The post claims Tom di Mino, an amateur linguistics enthusiast with an AI engineering background, may have cracked Linear A by treating some Linear A signs as sharing phonetic values with their Linear B counterparts and then testing whether resulting word patterns fit an extinct Semitic language related to Hebrew. The writeup says Claude Code helped build Python tooling to query and organize the GORILA and SigLA corpora, then run large numbers of simulations to estimate whether the matches were luck. The missing piece is the one everyone wanted most: there is no public paper, no full table of proposed sound values, no released translation list for the claimed 300 words, and no code or prompts to inspect. That made the central question less "did AI solve Linear A" and more "is there enough here to evaluate anything at all".
People with background in ancient scripts and historical linguistics immediately pointed out why Linear A attracts false positives. The
corpus is tiny, about 7,500 characters across roughly 1,500 inscriptions, with most texts being short accounting lists, seal marks, or the recurring "
libation formula" that every decipherment attempt gravitates toward. That means there is very little held-out material to test against, and even basic assumptions are shaky. It is not certain every text labeled Linear A reflects the same language. Some words may be abbreviations. Even the common practice of borrowing Linear B sound values for overlapping signs is a heuristic, not a solved foundation. Several commenters said a Semitic reading should also leave clearer traces in later Greek
substrate vocabulary and place names than we currently see.
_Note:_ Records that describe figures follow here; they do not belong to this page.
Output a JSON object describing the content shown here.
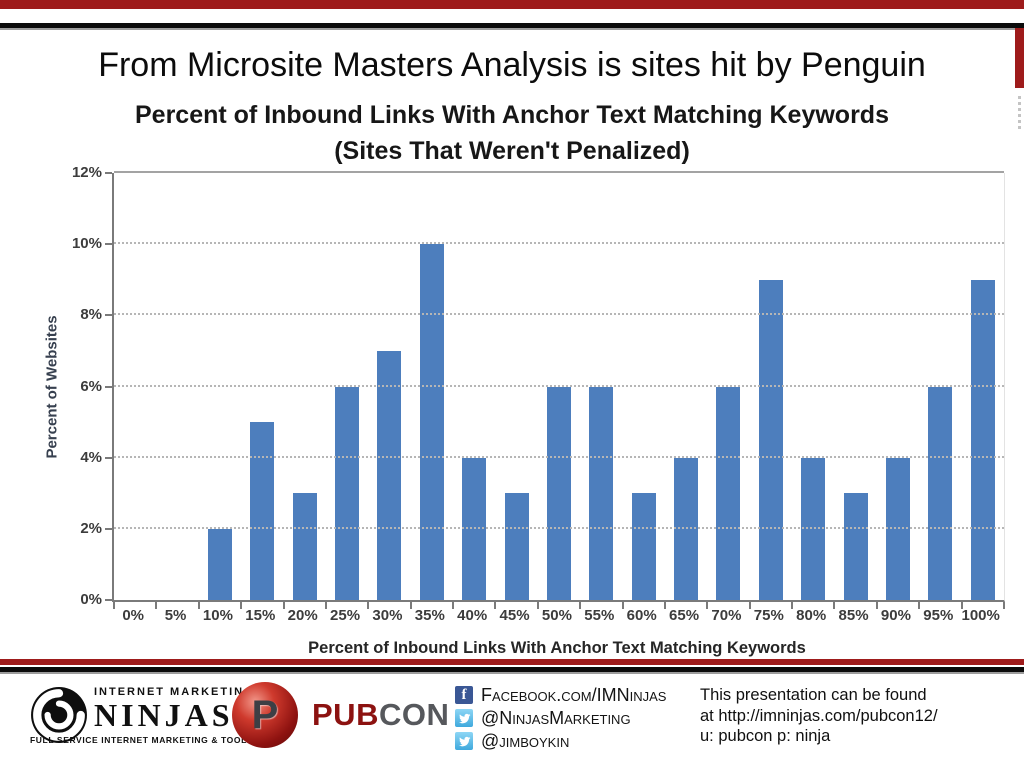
{
  "slide": {
    "title": "From Microsite Masters Analysis is sites hit by Penguin",
    "accent_color": "#9e1b1b"
  },
  "chart_data": {
    "type": "bar",
    "title_line1": "Percent of Inbound Links With Anchor Text Matching Keywords",
    "title_line2": "(Sites That Weren't Penalized)",
    "xlabel": "Percent of Inbound Links With Anchor Text Matching Keywords",
    "ylabel": "Percent of Websites",
    "categories": [
      "0%",
      "5%",
      "10%",
      "15%",
      "20%",
      "25%",
      "30%",
      "35%",
      "40%",
      "45%",
      "50%",
      "55%",
      "60%",
      "65%",
      "70%",
      "75%",
      "80%",
      "85%",
      "90%",
      "95%",
      "100%"
    ],
    "values": [
      0,
      0,
      2,
      5,
      3,
      6,
      7,
      10,
      4,
      3,
      6,
      6,
      3,
      4,
      6,
      9,
      4,
      3,
      4,
      6,
      9
    ],
    "yticks": [
      "12%",
      "10%",
      "8%",
      "6%",
      "4%",
      "2%",
      "0%"
    ],
    "ytick_values": [
      12,
      10,
      8,
      6,
      4,
      2,
      0
    ],
    "ylim": [
      0,
      12
    ],
    "bar_color": "#4d7ebd",
    "grid": true,
    "legend": false
  },
  "footer": {
    "imn_logo": {
      "top": "INTERNET MARKETING",
      "name": "NINJAS",
      "tagline": "FULL SERVICE INTERNET MARKETING & TOOLS"
    },
    "pubcon": {
      "p": "P",
      "pub": "PUB",
      "con": "CON"
    },
    "social": [
      {
        "icon": "facebook-icon",
        "label": "Facebook.com/IMNinjas"
      },
      {
        "icon": "twitter-icon",
        "label": "@NinjasMarketing"
      },
      {
        "icon": "twitter-icon",
        "label": "@jimboykin"
      }
    ],
    "note_lines": [
      "This presentation can be found",
      "at http://imninjas.com/pubcon12/",
      "u: pubcon p: ninja"
    ]
  },
  "colors": {
    "accent_red": "#9e1b1b",
    "bar_blue": "#4d7ebd",
    "facebook_blue": "#3a5795",
    "twitter_blue": "#3fa9dd",
    "pubcon_red": "#8c1210",
    "pubcon_gray": "#56585c"
  }
}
The sharpest pushback focused on method, not romance. A recurring example in the post hinges on isolating part of one libation-formula word, assuming an unknown sign begins with N, and then matching the remainder to a Semitic root. Linguistically literate readers saw that as far too permissive. If a decipherment cannot explain the rest of the word, let alone a broad slice of the corpus, it is still pattern hunting. That skepticism only hardened because "reviewed by experts at Rutgers and Cambridge" sounded like private informal circulation, not peer review or institutional endorsement. The mood was still curious rather than dismissive. Plenty of people thought the AI angle was plausible in a narrow sense: not as a black box translator, but as a fast way to build corpus tools, run combinatorial checks, and keep an amateur from drowning in data-cleaning. The consensus landing point was simple. A real result would need a public manuscript, a complete mapping, and predictions that survive contact with texts the method was not tuned on.